La remarque souvent citée de Roscher : « Les mauvaises définitions de la monnaie peuvent être divisées en deux groupes principaux. Celles qui pensent que la monnaie vaut plus que le bien le plus vendable et celles qui pensent qu'elle vaut moins » 3 ne s'applique pas seulement à la question de la définition de la monnaie. Même chez ceux qui considèrent que la théorie de la monnaie fait partie de la catallaxie, certains vont trop loin en soulignant sa place particulière. Cette branche de notre science offre plein de difficultés et il n'est pas nécessaire de construire des problèmes artificiels : les vrais problèmes proposent un défi suffisant.

I. Les services monétaire et la valeur de la monnaie

Il est clair que la conception naïve du profane qui pense que les choses ont de la valeur en elles-mêmes, c'est-à-dire qu'elles ont une valeur intrinsèque, conduit nécessairement à tracer la frontière entre la monnaie et les substituts de monnaie autrement qu'on ne le ferait en considérant que la valeur d'une chose découle de son utilité. Ceux qui conçoivent la valeur comme la résultante des propriétés inhérentes aux choses doivent nécessairement établir une distinction entre la monnaie ayant une valeur physique et des moyens d'échange offrant des services monétaires mais n'ayant pas de valeur matérielle. Cette approche conduit inévitablement à opposer la monnaie normale à la monnaie anormale, la mauvaise monnaie, qui, en réalité, ne serait pas de la monnaie du tout.

Aujourd'hui, il n'est pas nécessaire de parler de cette théorie. Pour la théorie subjectiviste moderne de la valeur, la question a été tranchée depuis longtemps. Personne ne défendrait plus ouvertement un concept selon lequel la totalité ou une partie de la théorie de la valeur et des prix serait basée sur une valeur d'échange intrinsèque, c'est-à-dire indépendante des jugements de valeur des agents. Une fois cela admis, on a déjà adopté le principe fondamental de la théorie subjectiviste de la valeur, c'est-à-dire de la théorie de l'utilité marginale.

Pour les économistes pré-scientifiques — les prédécesseurs des Physiocrates et des économistes classiques — c'était un important problème que d'intégrer la théorie de la valeur de la monnaie et celle de la valeur des autres biens. Victime d'un préjugé grossièrement matérialiste, ils voyaient la source de la valeur dans l'utilité « objective » des biens. De ce point de vue, il est évident que le pain, qui peut encore nourrir, et les vêtements, qui peuvent protéger du froid, auront de la valeur. Mais d'où la monnaie tire-t-elle sa valeur, elle qui ne peut nourrir ou tenir au chaud personne ? Certains répondaient que sa valeur provenait d'une « convention » et d'autres affirmaient que la valeur de la monnaie était « imaginaire ».

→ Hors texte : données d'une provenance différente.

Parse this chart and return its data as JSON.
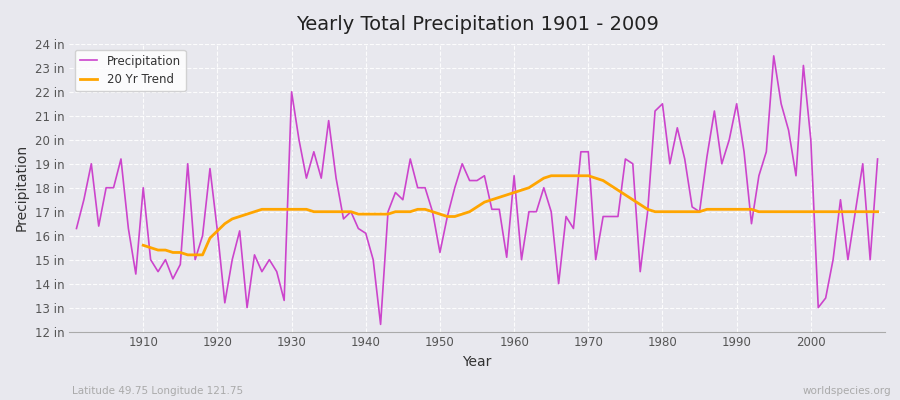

L'erreur ce cette analyse fut rapidement découverte. John Law l'a expliquée très succinctement. Si toute la valeur découle de l'utilité, il doit alors être vraie que le choix des métaux précieux comme moyens d'échange doit leur donner de la valeur. Si l'on souhaite qualifier d'imaginaire la valeur du métal utilisé comme monnaie, dans la mesure où elle découle de ses services monétaires, il faut considérer toute valeur comme imaginaire :

Car aucune chose n'a de valeur que par l'usage auquel on l'applique, et à raison des demandes qu'on en fait, proportionnellement à sa quantité. 4

Avec ces mots Law anticipait la théorie subjectiviste de la valeur : il ne faut pas lui nier la place qu'il mérite dans l'histoire de notre science. L'importance de ses réalisations n'est pas diminué par son incapacité à développer toutes les implications de son idée fondamentale, ni par le fait qu'il s'égara dans l'impénétrable forêt de l'erreur et peut-être même de la faute.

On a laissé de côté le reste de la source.